Figure 3. Amount of infection shows a general dependence on disease infectivity across populations with different recovery durations and distributions of individual interaction barriers. (A–C) Data for the total infected fraction ϕ_t align when plotted as a function of the shifted disease infectivity ${\tilde{P}}^{*} - {\tilde{P}}_{c}$ ; insets show that the critical infectivity ${\tilde{P}}_{c}$ is given by the relation in Equation (1) (dashed lines). (D–F) Data for the rescaled peak infected fraction ${\tilde{ϕ}}_{p} \equiv ϕ_{p} / {(ϕ_{p})}_{max}$ show reasonable alignment when plotted as a function of the shifted disease infectivity ${\tilde{P}}^{*} - {\tilde{P}}_{c}$ ; insets show that the theoretical $ϕ ({\tilde{τ}}_{p})$ calculated using Equation (2) (dashed lines) provides a reasonable approximation to the maximal peak fraction (ϕ_p)_max determined for ${\tilde{P}}^{*} = 2$ . Intriguingly, all the datasets appear to approximately converge as ${\tilde{τ}}_{r}$ increases.
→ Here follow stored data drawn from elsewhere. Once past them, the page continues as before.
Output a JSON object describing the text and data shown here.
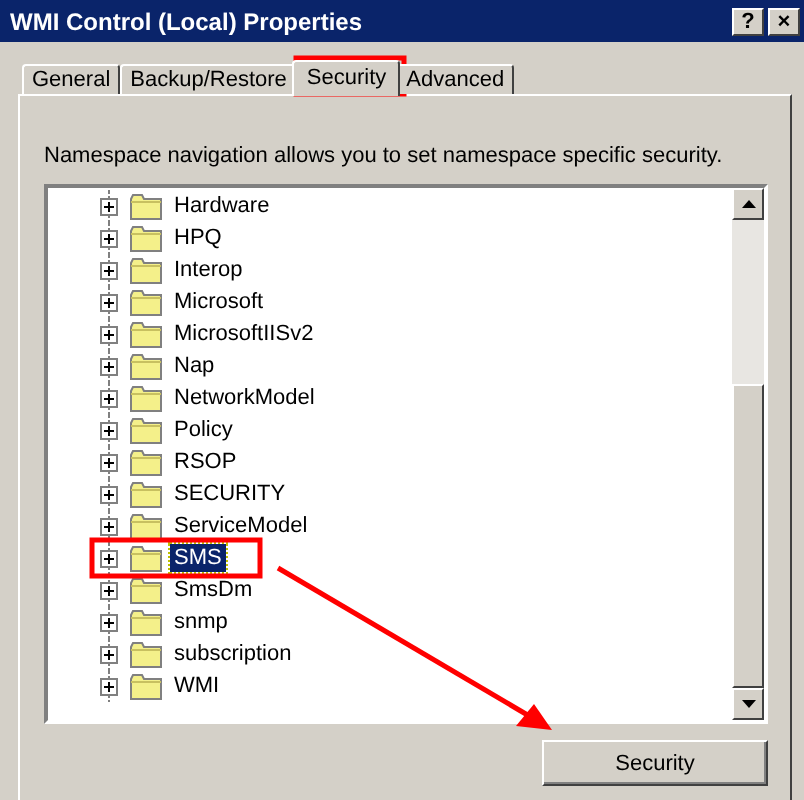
{
  "window": {
    "title": "WMI Control (Local) Properties",
    "buttons": [
      "?",
      "×"
    ]
  },
  "tabs": [
    {
      "label": "General",
      "selected": false
    },
    {
      "label": "Backup/Restore",
      "selected": false
    },
    {
      "label": "Security",
      "selected": true
    },
    {
      "label": "Advanced",
      "selected": false
    }
  ],
  "description": "Namespace navigation allows you to set namespace specific security.",
  "tree": {
    "items": [
      {
        "label": "Hardware",
        "expanded": false,
        "selected": false
      },
      {
        "label": "HPQ",
        "expanded": false,
        "selected": false
      },
      {
        "label": "Interop",
        "expanded": false,
        "selected": false
      },
      {
        "label": "Microsoft",
        "expanded": false,
        "selected": false
      },
      {
        "label": "MicrosoftIISv2",
        "expanded": false,
        "selected": false
      },
      {
        "label": "Nap",
        "expanded": false,
        "selected": false
      },
      {
        "label": "NetworkModel",
        "expanded": false,
        "selected": false
      },
      {
        "label": "Policy",
        "expanded": false,
        "selected": false
      },
      {
        "label": "RSOP",
        "expanded": false,
        "selected": false
      },
      {
        "label": "SECURITY",
        "expanded": false,
        "selected": false
      },
      {
        "label": "ServiceModel",
        "expanded": false,
        "selected": false
      },
      {
        "label": "SMS",
        "expanded": false,
        "selected": true
      },
      {
        "label": "SmsDm",
        "expanded": false,
        "selected": false
      },
      {
        "label": "snmp",
        "expanded": false,
        "selected": false
      },
      {
        "label": "subscription",
        "expanded": false,
        "selected": false
      },
      {
        "label": "WMI",
        "expanded": false,
        "selected": false
      }
    ]
  },
  "buttons": [
    "Security"
  ]
}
All three distributions span ${\tilde{P}}_{th, i j} \in [0, 1]$ ; the normal distribution is centered at 0.5 and has standard deviation = 0.25, while the bimodal is constructed from two normal distributions centered at 0 and 1, both with standard deviation = 0.25. Each point represents a separate simulation, all of which preserve the same lattice network structure of the ${\tilde{P}}_{th, i j}$ for a given distribution and only vary ${\tilde{P}}^{*}$ and ${\tilde{τ}}_{r}$ , enabling us to systematically test the influence of these two key parameters on disease spreading.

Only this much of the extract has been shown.